Muore a Codogno, a seguito di un incidente stradale, Gianni Brera, da molti considerato colui che più di tutti ha influenzato il giornalismo sportivo italiano del XX secolo. Brera è stato il più giovane direttore de La Gazzetta dello Sport e anche l’inventore di neologismi sul mondo del calcio quali contropiede, goleador, cursore e libero. Colto, fantasioso, geniale, rinnova profondamente il linguaggio giornalistico diventando un maestro inimitabile.

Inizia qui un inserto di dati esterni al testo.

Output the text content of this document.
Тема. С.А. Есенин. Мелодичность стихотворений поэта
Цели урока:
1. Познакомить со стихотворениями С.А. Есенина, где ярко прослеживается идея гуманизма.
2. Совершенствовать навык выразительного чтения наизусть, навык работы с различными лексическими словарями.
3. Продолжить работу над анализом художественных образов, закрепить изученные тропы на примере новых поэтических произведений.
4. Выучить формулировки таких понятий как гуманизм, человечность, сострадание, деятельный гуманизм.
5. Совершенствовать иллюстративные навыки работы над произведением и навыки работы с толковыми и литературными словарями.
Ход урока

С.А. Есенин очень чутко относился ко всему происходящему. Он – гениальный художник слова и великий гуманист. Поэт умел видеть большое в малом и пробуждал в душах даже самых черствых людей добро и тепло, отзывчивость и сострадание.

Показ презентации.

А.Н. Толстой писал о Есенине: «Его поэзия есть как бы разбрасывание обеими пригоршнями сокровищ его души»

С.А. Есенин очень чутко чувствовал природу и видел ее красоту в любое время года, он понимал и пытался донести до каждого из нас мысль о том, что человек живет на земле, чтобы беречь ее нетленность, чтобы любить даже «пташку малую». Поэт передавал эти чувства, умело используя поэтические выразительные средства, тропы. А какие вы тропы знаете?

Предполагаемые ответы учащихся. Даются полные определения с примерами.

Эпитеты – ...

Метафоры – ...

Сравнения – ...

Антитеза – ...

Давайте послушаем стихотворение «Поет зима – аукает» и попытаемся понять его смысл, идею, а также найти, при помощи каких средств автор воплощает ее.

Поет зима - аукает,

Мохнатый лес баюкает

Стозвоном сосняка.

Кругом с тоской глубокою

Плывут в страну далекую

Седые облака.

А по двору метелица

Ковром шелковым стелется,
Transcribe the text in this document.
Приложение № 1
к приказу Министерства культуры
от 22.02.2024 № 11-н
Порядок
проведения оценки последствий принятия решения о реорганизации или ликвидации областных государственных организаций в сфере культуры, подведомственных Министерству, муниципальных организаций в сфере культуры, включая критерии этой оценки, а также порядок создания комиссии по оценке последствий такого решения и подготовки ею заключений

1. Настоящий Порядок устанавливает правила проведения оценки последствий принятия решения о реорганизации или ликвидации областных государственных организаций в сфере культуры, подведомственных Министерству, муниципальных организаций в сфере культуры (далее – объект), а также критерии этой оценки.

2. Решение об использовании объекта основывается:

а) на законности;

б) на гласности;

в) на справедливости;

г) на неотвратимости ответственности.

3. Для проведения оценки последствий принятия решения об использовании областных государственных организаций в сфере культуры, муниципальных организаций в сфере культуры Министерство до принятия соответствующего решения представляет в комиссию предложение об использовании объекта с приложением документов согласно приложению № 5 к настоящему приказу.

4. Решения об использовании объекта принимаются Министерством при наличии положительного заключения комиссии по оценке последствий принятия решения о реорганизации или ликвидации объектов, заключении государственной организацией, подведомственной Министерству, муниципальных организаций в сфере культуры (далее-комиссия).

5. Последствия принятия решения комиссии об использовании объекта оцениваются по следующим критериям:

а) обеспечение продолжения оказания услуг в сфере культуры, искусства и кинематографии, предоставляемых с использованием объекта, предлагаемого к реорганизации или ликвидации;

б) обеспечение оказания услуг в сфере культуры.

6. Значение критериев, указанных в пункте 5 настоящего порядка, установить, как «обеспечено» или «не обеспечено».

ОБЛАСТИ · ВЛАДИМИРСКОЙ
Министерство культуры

Nato a San Zenone al Po in provincia di Pavia, il 19 settembre 1919, gioca a calcio nelle giovanili del Milan come centromediano, ma a 18 anni decide di dedicarsi anima e corpo al giornalismo. Scrive i primi articoli per il Popolo di Pavia e poi nel 1939 inizia a collaborare con il Guerin Sportivo commentando le partite di calcio di Serie C. Dopo il servizio militare nei paracadutisti e la laurea con una tesi su Tommaso Moro, si trasferisce a Roma quale caporedattore della “Folgore”, rivista di paracadutismo. Alla fine della guerra entra nella redazione de La Gazzetta dello Sport come responsabile della rubrica di atletica. Nel 1948 è inviato alle Olimpiadi di Londra e nel 1949 è corrispondente da Parigi. Nel 1950 è nominato condirettore della rosea, che lascia all’improvviso nel 1954 per divergenze con gli editori.
Successivamente viene chiamato da Il Giorno seguendo, oltre al calcio, anche il grande ciclismo al Giro e al Tour. Nel 1976 torna in Gazzetta come editorialista, poi a Il Giornale di Montanelli e nel 1982 Eugenio Scalfari lo vuole a Repubblica.
Ma il destino gli sbatte la porta in faccia. Un destino che lo ha legato per sempre a soprannomi celebri, dati ai più grandi calciatori italiani: el Piscinin per Franco Baresi, Bonimba per Roberto Boninsegna, Puliciclone per Paolo Pulici, Rombo di Tuono per Gigi Riva, l’Abatino per Gianni Rivera, il Barone per Franco Causio.